Simplifying the regimen
Simplifying the regimen is another tactic. Since elderly patients commonly take a variety of medications for different medical problems, adding to their burden with a glaucoma drug that needs to be taken several times a day, or prescribing two or three glaucoma drugs, is not likely to foster compliance.
A prostaglandin analogue that can be taken once a day to provide 24-hour control is often effective, Dr. Piltz-Seymour said.
Another obstacle is the difficulty elderly patients may encounter in simply trying to open a bottle of drops if their hands are stiff with arthritis. They may be unable to use the medication unless someone else is available to help by opening the bottle, administering the drops, or both, Dr. Katz said. Patients might also be squeamish about putting things in their eye and prefer to have someone else do it, skipping doses if no one is on hand.

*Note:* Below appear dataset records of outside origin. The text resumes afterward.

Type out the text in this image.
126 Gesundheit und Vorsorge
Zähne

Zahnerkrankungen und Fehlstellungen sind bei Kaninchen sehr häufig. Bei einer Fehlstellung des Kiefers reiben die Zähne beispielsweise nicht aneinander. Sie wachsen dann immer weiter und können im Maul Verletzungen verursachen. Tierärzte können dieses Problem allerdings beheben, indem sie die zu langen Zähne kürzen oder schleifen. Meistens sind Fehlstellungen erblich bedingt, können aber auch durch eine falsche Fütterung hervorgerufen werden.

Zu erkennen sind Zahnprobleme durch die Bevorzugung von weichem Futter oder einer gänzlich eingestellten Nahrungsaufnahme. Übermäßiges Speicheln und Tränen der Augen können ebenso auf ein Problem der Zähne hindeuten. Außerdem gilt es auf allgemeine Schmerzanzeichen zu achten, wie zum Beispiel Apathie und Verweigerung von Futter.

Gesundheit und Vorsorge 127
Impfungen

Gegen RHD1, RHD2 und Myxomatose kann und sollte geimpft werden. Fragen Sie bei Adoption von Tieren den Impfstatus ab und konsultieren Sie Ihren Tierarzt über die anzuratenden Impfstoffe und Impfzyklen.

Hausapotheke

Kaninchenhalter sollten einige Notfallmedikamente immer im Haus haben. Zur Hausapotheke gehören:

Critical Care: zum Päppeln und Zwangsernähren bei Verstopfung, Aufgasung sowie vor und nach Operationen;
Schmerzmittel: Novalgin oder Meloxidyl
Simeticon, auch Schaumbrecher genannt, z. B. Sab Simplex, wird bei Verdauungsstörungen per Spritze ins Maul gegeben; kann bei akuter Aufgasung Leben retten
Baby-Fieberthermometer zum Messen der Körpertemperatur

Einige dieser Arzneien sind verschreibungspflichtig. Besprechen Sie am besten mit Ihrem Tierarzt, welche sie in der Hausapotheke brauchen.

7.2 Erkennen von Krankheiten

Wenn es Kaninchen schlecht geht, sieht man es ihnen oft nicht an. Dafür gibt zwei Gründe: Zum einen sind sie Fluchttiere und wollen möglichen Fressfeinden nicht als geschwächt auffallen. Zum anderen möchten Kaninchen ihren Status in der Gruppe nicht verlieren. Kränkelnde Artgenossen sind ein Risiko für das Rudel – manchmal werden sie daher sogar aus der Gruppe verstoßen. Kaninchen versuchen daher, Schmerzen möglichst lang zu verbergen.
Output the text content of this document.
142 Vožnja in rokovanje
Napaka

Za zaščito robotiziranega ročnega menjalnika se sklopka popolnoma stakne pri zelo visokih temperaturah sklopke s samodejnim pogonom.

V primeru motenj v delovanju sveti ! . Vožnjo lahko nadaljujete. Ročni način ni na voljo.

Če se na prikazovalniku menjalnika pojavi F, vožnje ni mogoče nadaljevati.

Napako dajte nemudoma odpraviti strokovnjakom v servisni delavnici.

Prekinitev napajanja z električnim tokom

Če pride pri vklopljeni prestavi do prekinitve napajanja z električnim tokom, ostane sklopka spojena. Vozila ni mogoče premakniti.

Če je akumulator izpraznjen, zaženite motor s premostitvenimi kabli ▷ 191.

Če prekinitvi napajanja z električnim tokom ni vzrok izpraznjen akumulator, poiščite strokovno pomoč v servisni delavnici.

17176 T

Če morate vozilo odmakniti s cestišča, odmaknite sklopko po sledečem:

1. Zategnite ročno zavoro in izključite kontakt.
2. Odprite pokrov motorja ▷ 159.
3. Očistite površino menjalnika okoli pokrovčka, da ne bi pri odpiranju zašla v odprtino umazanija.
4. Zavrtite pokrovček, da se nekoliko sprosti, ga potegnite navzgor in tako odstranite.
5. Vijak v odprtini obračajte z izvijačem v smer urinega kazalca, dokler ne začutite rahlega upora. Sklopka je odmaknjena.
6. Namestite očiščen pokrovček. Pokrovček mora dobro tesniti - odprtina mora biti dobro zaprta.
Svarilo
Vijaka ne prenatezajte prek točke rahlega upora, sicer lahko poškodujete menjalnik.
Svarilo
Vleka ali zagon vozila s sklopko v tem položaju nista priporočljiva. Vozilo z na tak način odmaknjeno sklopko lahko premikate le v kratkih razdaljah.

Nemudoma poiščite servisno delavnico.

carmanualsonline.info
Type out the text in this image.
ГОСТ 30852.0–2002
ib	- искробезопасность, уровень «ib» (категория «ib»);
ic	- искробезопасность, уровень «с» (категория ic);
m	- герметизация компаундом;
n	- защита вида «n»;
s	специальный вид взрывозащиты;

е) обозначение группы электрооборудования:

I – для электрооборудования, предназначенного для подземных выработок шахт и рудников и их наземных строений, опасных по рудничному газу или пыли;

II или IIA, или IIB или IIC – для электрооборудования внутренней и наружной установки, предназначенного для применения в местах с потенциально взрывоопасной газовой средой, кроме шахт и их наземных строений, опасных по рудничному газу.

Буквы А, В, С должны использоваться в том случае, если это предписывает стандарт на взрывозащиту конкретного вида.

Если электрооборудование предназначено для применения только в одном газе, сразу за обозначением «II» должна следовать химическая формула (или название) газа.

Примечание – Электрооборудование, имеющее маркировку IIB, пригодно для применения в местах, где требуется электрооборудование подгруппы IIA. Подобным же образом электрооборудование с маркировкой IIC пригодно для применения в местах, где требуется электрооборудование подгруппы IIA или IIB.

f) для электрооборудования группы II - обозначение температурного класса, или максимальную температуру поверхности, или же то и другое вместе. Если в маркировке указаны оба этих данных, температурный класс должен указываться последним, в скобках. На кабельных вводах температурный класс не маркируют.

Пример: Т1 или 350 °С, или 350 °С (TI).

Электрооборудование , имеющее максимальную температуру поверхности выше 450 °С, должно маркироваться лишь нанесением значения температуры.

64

Drug costs are also a major issue affecting compliance. Sometimes patients who have difficulty instilling their drops may run out before their formulary allows a refill. Faced with the choice of paying out of their own pockets or waiting until a new prescription is covered by their drug plan, patients often choose to go without the medication, Dr. Katz said.
Similarly, some patients are lax in obtaining a refill even when it is fully covered, Dr. Piltz-Seymour said. If possible, physicians should prescribe several months' worth of medication at the same time to reduce the number of opportunities that a patient might have to forget or postpone a refill, she added.
Returning to the cost issue, she noted the doctors are often unaware of the costs of medication or which drugs are covered under which plans and may unwittingly contribute to a compliance problem.
"You really have to discuss with your patients what they're paying and which medications are first-line on their pharmaceutical plans so that they minimize the costs," Dr. Piltz-Seymour said.
Patients who do not have prescription drug coverage should be urged to shop around, since the price of medication can vary widely at different pharmacies, she added.